18. The transaction authentication server of claim 17, wherein the secret element generating unit is configured to:

generate a registration secret element for registering the user with the transaction authentication process, the registration secret element comprising payload data, the payload data comprising registration details, and an activation code;

encrypt the activation code with a registration encryption key, the registration encryption key being obtained using geo-location information of the user device; and

encrypt the payload data with a first cryptographic key.

19. The transaction authentication server of claim 17, wherein the secret element generating unit is configured to:

generate an identification secret element for identifying the authentication device and the user, the identification secret element comprising payload data, the payload data comprising a requestor identification and a random sequence number;

encrypt the random sequence number with a geo encryption key, the geo encryption key being obtained by applying a key derivation function on the geo-location information of the user device; and

encrypt the payload data with the first cryptographic key.

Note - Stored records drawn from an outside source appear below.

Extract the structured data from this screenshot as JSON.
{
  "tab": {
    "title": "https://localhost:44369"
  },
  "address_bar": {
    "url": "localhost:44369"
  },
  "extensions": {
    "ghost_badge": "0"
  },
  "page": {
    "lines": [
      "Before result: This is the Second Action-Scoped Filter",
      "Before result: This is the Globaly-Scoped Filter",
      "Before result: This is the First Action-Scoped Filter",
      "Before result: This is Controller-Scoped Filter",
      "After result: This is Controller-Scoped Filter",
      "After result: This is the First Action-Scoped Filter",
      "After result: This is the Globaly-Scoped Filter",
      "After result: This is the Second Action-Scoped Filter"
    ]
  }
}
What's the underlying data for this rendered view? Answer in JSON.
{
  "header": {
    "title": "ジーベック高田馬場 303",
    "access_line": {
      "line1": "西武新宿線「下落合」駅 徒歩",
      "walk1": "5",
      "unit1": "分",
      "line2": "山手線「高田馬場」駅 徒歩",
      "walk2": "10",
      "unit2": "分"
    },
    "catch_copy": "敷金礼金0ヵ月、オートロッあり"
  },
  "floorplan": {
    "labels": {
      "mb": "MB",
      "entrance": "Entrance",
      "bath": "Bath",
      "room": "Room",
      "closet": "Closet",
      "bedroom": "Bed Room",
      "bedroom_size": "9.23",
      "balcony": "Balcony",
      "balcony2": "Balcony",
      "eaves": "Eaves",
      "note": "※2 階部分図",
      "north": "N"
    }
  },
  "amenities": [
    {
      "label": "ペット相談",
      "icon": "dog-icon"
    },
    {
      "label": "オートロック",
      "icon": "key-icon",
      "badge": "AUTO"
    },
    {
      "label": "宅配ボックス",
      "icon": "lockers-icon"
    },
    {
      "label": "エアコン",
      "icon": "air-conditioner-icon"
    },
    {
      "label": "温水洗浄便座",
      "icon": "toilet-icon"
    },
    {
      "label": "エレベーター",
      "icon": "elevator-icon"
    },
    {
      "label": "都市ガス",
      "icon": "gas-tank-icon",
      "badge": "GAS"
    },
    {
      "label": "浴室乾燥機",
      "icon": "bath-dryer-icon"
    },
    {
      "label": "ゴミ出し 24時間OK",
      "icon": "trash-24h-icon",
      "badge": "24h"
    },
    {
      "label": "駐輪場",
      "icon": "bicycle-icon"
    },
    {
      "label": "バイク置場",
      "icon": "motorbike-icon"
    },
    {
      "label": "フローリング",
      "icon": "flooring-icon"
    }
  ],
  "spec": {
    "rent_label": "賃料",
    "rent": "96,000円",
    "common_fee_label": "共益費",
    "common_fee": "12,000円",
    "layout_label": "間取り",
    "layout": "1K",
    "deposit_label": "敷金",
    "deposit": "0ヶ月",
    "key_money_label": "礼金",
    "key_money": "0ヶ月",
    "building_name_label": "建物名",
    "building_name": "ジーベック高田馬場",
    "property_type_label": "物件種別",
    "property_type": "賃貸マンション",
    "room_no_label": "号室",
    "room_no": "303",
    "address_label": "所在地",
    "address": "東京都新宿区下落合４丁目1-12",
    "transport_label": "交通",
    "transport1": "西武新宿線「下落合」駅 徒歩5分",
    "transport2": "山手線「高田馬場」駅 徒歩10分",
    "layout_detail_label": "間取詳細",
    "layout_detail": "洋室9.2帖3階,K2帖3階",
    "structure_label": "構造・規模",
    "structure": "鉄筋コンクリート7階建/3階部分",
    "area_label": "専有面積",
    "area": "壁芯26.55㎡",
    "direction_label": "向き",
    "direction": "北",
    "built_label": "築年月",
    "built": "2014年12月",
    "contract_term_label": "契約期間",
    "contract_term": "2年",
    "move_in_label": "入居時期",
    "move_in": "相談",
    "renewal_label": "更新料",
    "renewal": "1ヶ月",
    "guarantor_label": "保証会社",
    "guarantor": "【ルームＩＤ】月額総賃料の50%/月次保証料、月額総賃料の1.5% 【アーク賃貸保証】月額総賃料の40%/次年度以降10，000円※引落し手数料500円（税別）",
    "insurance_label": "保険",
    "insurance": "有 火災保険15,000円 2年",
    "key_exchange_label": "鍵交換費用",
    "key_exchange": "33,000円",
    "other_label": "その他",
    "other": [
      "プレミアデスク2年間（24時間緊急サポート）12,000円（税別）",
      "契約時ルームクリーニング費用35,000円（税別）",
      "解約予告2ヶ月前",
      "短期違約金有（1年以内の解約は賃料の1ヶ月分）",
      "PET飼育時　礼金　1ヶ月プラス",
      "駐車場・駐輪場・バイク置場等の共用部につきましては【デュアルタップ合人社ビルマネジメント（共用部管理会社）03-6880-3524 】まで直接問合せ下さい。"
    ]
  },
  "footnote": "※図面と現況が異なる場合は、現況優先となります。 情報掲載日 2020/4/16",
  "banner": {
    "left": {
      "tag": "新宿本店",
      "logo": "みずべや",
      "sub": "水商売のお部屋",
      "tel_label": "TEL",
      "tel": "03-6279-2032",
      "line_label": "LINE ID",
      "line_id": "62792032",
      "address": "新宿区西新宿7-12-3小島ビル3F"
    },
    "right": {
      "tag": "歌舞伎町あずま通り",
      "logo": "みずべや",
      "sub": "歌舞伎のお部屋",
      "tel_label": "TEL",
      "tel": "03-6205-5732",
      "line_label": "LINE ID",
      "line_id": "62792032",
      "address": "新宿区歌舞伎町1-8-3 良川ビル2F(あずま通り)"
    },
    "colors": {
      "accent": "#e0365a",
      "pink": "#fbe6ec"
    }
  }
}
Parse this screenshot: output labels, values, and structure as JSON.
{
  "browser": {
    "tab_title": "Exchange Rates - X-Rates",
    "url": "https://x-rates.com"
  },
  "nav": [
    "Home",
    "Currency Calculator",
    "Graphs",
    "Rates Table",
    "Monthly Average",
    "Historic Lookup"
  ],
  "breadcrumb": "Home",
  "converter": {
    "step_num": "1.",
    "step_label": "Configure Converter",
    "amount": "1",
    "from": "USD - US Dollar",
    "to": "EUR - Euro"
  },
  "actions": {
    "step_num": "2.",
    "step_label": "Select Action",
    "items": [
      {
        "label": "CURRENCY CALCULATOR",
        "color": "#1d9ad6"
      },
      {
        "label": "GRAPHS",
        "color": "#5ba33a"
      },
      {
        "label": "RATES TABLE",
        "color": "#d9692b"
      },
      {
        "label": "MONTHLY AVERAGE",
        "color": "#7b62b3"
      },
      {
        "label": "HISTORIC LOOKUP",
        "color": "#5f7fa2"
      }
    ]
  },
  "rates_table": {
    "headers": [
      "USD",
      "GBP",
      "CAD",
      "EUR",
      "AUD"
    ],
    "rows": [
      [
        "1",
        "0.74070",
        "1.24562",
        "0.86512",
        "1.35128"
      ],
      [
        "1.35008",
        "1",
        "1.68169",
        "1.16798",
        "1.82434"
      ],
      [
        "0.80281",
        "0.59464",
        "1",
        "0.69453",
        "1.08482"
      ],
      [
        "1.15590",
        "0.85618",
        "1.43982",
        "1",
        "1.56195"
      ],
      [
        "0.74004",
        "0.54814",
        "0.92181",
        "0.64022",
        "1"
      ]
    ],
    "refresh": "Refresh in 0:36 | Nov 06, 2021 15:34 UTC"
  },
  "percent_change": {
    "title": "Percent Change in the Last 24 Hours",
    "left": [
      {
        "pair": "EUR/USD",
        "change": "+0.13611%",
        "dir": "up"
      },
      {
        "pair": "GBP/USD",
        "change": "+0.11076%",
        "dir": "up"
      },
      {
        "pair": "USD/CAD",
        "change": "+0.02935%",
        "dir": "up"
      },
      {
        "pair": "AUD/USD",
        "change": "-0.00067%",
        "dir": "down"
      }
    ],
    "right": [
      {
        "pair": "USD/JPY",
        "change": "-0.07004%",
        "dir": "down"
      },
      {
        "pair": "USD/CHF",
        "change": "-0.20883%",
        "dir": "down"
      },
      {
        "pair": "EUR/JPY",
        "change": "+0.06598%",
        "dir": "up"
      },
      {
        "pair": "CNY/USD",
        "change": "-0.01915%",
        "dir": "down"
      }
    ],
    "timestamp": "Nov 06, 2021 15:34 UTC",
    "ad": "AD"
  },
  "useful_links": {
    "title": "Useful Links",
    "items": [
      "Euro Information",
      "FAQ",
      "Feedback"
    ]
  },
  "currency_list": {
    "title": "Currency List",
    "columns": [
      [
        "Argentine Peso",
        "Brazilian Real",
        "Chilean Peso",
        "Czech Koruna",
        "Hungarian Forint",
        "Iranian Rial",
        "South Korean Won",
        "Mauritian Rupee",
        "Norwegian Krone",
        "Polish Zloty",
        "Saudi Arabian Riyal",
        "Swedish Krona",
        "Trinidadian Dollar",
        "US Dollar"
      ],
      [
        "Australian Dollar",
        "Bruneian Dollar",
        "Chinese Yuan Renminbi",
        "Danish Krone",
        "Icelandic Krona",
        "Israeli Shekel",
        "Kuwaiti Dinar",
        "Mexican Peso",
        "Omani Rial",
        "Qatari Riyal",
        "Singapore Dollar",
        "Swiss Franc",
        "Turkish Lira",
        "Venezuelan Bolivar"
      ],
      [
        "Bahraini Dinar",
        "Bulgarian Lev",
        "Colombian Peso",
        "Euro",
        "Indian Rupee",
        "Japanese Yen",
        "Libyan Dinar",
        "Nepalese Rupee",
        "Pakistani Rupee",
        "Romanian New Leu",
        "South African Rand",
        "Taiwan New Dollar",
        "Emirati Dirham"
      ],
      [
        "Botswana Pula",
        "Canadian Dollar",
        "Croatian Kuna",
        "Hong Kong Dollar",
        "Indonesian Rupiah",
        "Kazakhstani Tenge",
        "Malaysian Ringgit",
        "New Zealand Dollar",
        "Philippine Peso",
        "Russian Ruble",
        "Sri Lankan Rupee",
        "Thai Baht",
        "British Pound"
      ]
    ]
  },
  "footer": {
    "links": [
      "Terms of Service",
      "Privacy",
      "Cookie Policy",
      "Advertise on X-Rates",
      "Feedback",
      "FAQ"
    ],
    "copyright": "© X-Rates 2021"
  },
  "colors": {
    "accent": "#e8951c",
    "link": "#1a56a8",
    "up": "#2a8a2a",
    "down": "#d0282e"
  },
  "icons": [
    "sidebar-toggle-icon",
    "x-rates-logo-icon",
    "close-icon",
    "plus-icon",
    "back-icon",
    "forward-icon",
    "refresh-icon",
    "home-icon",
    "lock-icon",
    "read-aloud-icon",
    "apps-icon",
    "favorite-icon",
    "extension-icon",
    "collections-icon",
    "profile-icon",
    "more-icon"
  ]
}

20. The transaction authentication server of claim 17, wherein the secret element generating unit is configured to:

generate a transaction secret element for carrying out the electronic transaction, the transaction secret element comprising payload data, the payload data comprising transaction details of the user, and a transaction random sequence number;

encrypt the transaction random sequence number with a transaction encryption key, the identification key being obtained by applying a key derivation function on the geo-location information of the user device; and

encrypt the payload data with a user public key.

21. An authentication device for performing secure end-to-end authentication of an electronic transaction via a transaction authentication server, wherein the electronic transaction is initiated by a user using a user device, the authentication device comprising:

an authentication unit in communication with a processor and configured to analyze an image of at least one secret element comprising encrypted payload data, the image of the at least one secret element being captured by the authentication device from the user device, the at least one secret element being transmitted to the user device by the transaction authentication server, wherein the image of the at least on secret element is analyzed to extract the payload data by decrypting the payload data using at least two cryptographic keys.

22. The authentication device of claim 21, wherein the authentication unit is configured to:

decrypt the payload data using a first cryptographic key to obtain an encrypted activation code; and

decrypt the encrypted activation code using a registration encryption key.

23. The authentication device of claim 21, wherein the authentication unit is configured to:

generate a user specific private key and a public key pair;

encrypt the user specific private key using a key protection key, wherein the key protection key is obtained by applying a key derivation function to a unique identification of the authentication device, a unique identification of the user which is known to user and a cryptographic salt; and

encrypt the public key and the cryptographic salt using a first cryptographic key.

24. The authentication device of claim 23, wherein the authentication unit is configured to:

decrypt the payload data using the first cryptographic key to obtain at least a requestor identification and an encrypted random sequence number;

decrypt the encrypted random sequence number using a geo encryption key; and

encrypt the decrypted random sequence number with the user specific private key.

25. The authentication device of claim 21, wherein the authentication unit is configured to:

decrypt the payload data using a user specific private key to obtain an encrypted transaction random sequence number; and

decrypt the encrypted transaction random sequence number using a transaction encryption key.